Kecurigaan bermula dari sistem keamanan internal UPA TIK yang menemukan anomali pada jaringan laboratorium ujian. Setelah dilakukan pelacakan, tim langsung menuju lokasi dan menemukan para pelaku tengah menjalankan aksi perjokian.
Tim kemudian berkoordinasi dengan pimpinan universitas untuk melakukan investigasi lebih lanjut. Dari pemeriksaan, para terduga pelaku mengakui perbuatannya dan bahkan menyebut beberapa mahasiswa lain yang menggunakan jasa mereka.
"Kami tidak akan mentoleransi segala bentuk pelanggaran integritas akademik. Tidak hanya joki, pengguna jasa juga akan dikenai sanksi sesuai aturan universitas," tegas Bayu.
Alarm buat Kampus
Menurutnya, kasus ini menjadi pengingat penting bagi pihak kampus untuk terus memperkuat sistem keamanan siber dan menambah lapisan proteksi pada data akademik. Bayu mengungkapkan bahwa pada 2024 lalu, UPA TIK juga pernah membongkar modus serupa dalam pelaksanaan Ujian Tes Berbasis Komputer (UTBK) pada Seleksi Nasional Berdasarkan Tes (SNBT).
Selain itu, isu kebocoran data mahasiswa yang sempat beredar di media sosial juga telah ditangani dengan langkah forensik digital dan peningkatan sistem deteksi dini terhadap aktivitas mencurigakan.

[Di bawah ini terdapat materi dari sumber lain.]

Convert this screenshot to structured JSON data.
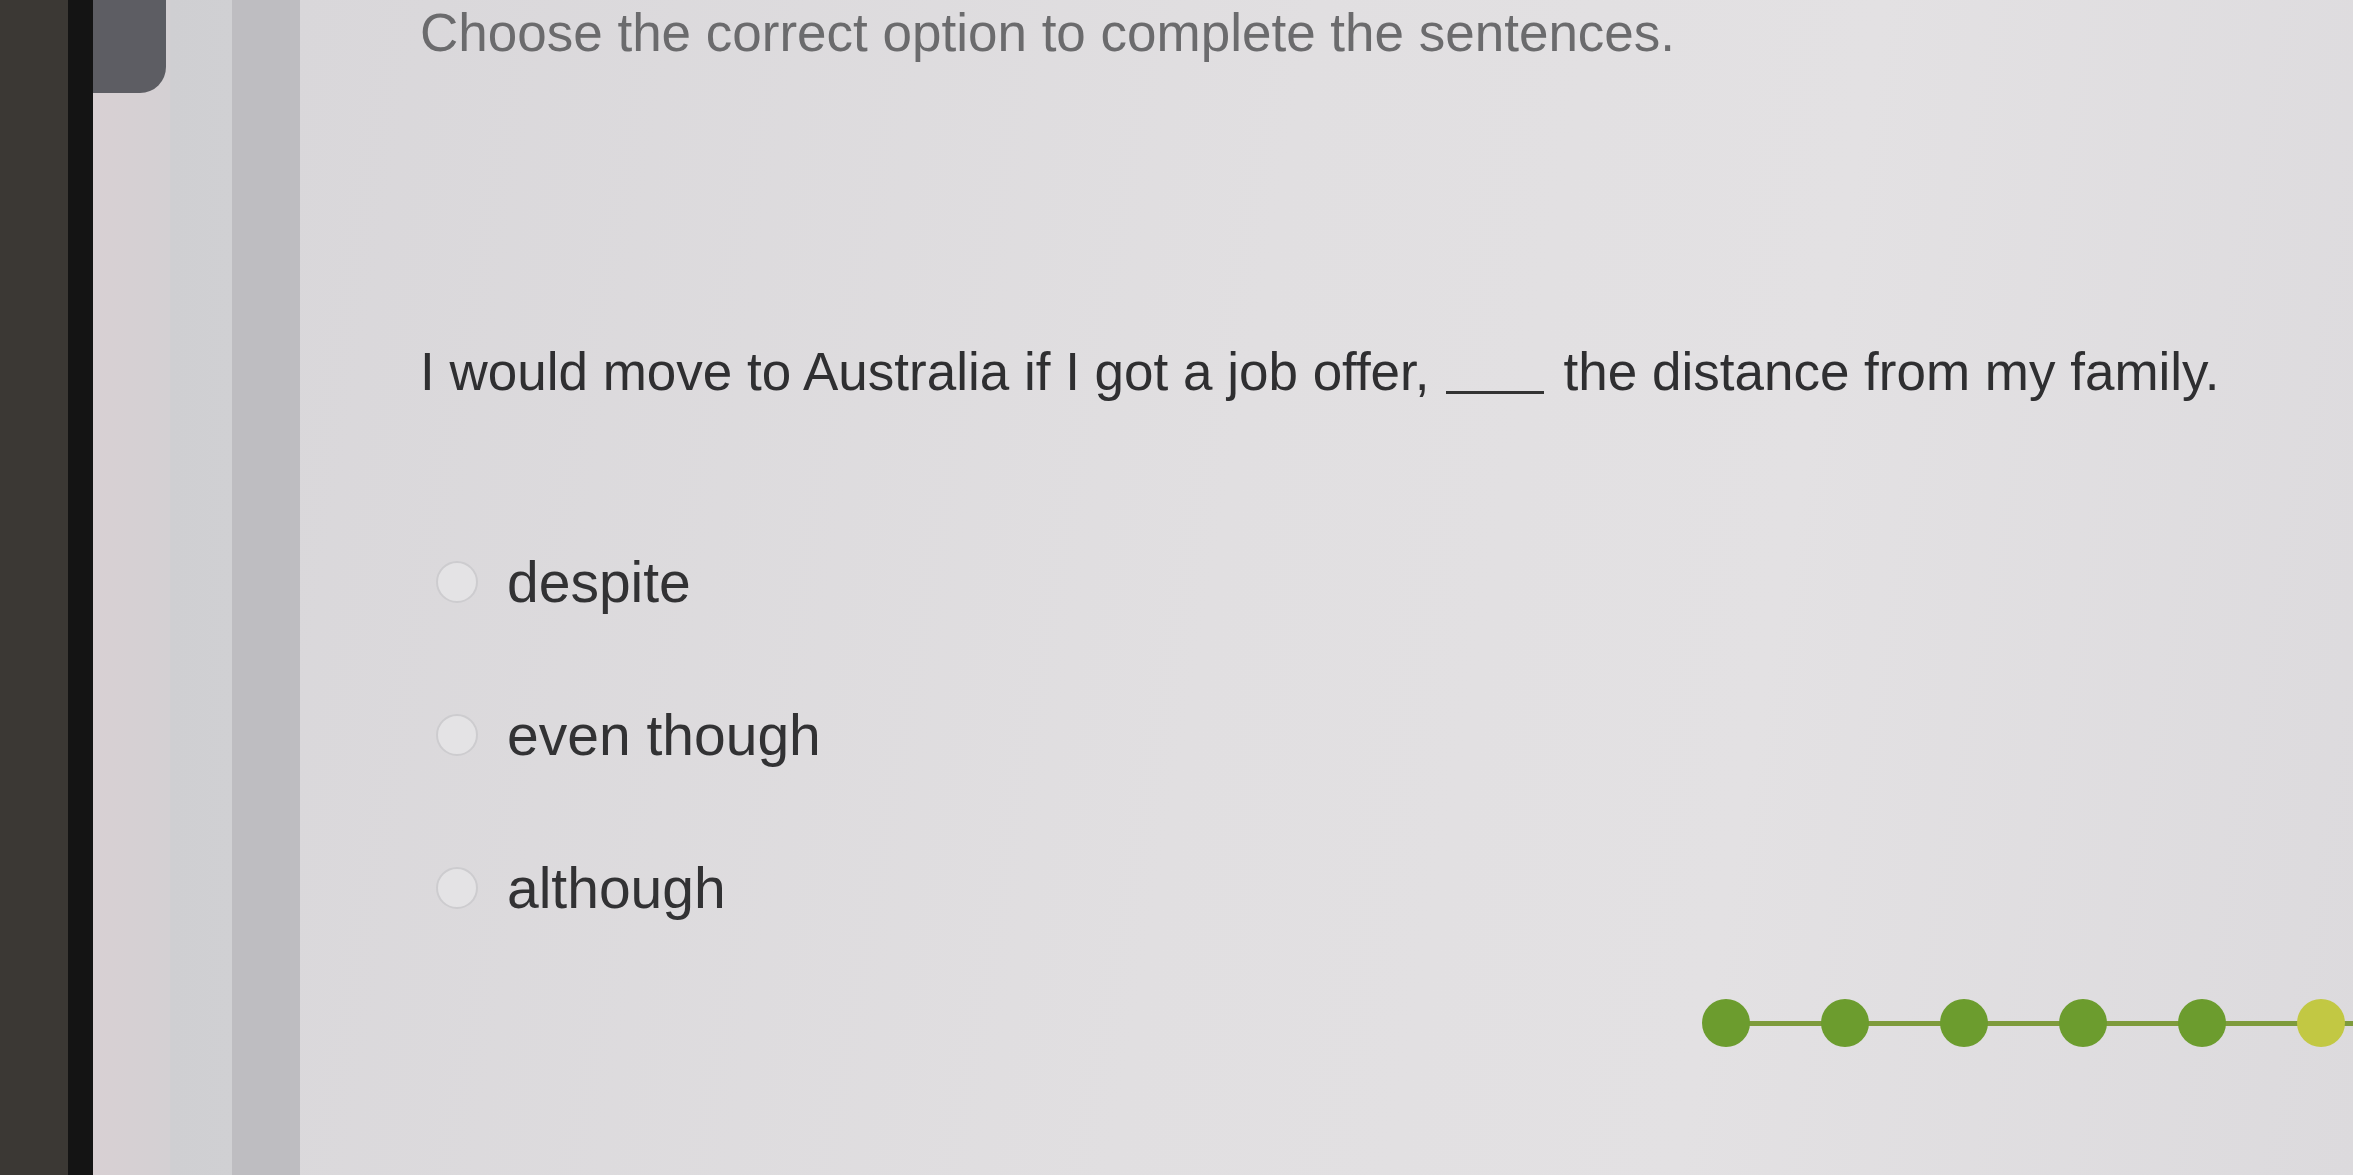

"Kami terus meningkatkan keamanan dan edukasi digital di lingkungan kampus agar tidak ada lagi yang tergoda oleh praktik ilegal berbasis teknologi," tambahnya.
Bayu juga mengingatkan mahasiswa agar berhati-hati dalam membagikan data pribadi di platform digital, sebab banyak kasus kebocoran data berawal dari penggunaan aplikasi atau tautan ilegal seperti judi daring dan pinjaman online.
Salah satu mahasiswa pengguna jasa joki, berinisial MT, mengaku tergiur menggunakan layanan tersebut karena tarifnya murah dan pembayaran dilakukan setelah hasil ujian keluar.
"Bayarnya antara lima puluh ribu sampai dua ratus ribu rupiah, tergantung ujian. Saya menyesal karena tidak berpikir panjang," tuturnya.
Kasus ini menegaskan efektivitas sistem keamanan digital Universitas Jember dalam menjaga integritas akademik. Ke depan, UPA TIK berkomitmen memperkuat pengawasan siber dan memastikan seluruh proses akademik berjalan transparan, adil, dan bebas dari praktik curang.